DECOMPRESSION OF COMPARTMENT SYNDROME
There are no satisfactory nonsurgical methods for treating compartment syndromes; however, cooling of the tissue may prolong tolerance to ischemia and proper hydration may help avoid the renal damage after decompression. Surgical decompression, which allows the volume of the compartments to increase, is the primary means of relieving pressure. Each of the surrounding envelopes of the compartment may play a role in limiting compartment volume and must be considered, including volume-restricting plaster casts and circular dressings. Splitting and spreading a plaster cast may result in a 65% decrease in intracompartmental pressure. However, if symptoms of neurologic deficit persist more than 1 hour after cast splitting, the top half of the cast and all circular dressings must be removed and the limb examined. The skin may be a limiting envelope if, for example, there is significant subcutaneous edema or thermal injuries that have merged skin and fascia. In these cases, adequate decompression is achieved with a long dermatomy and fasciotomy.
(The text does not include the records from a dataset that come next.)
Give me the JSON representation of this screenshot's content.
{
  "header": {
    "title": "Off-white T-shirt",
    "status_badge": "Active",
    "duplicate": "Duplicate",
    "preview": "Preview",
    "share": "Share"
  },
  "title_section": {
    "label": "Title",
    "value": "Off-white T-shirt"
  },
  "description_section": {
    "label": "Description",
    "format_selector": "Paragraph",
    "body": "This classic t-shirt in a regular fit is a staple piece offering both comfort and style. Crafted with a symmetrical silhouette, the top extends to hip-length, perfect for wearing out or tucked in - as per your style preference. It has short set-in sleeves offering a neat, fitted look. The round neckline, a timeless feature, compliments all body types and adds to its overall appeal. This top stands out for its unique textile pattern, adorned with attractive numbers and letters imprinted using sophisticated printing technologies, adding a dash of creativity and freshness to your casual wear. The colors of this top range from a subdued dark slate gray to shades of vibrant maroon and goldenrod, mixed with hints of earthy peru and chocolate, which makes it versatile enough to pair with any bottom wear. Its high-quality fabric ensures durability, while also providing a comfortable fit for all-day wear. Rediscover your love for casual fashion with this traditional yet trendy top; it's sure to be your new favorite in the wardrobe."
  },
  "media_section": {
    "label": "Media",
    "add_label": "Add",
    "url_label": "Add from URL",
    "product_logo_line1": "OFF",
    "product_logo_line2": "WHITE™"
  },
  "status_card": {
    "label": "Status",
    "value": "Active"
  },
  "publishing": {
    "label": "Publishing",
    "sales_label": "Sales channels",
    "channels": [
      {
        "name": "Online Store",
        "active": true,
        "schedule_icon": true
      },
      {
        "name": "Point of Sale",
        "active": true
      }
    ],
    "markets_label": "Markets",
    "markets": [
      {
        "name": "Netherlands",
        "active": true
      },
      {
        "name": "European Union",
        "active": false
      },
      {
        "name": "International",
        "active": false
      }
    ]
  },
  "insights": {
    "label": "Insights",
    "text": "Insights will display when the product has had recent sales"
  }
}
INCISIONS FOR FOREARM AND HAND
The forearm consists of three compartments; volar, dorsal, and the mobile wad with the volar compartment most commonly involved in compartment syndrome. The primary approaches for decompression of the forearm are straight dorsal and curvilinear volar incisions (see Plate 7-16). Both approaches lower pressures in the volar compartment, and in about one half of patients they also lower pressures in the dorsal compartment and as such should be performed first with dorsal pressures rechecked afterward. The curvilinear volar incision is preferred because it allows exposure of all major nerves, arteries, and the mobile wad. The advantage of the dorsal ulnar incision is a better skin coverage over the neurovascular bundles and tendons after decompression. The curvilinear volar incision begins proximal to the antecubital fossa and extends to the middle of the palm. It is gently curved medially until it reaches the midline at the junction of the middle and distal thirds of the forearm and is continued straight distally to the proximal wrist crease, just ulnar to the palmaris longus tendon. The forearm incision is extended across the volar wrist crease to aid release of the carpal tunnel. It is carried no farther radially than the midaxis of the ring finger to avoid injury to the superficial palmar branch of the median nerve.
Median nerve neuropathy, in addition to carpal tunnel release, requires exploration of the nerves in the proximal forearm. The three main areas of potential nerve compression are the bicipital aponeurosis (lacertus fibrosis), the proximal edge of the pronator teres muscle, and the proximal edge of the flexor digitorum superficialis muscle.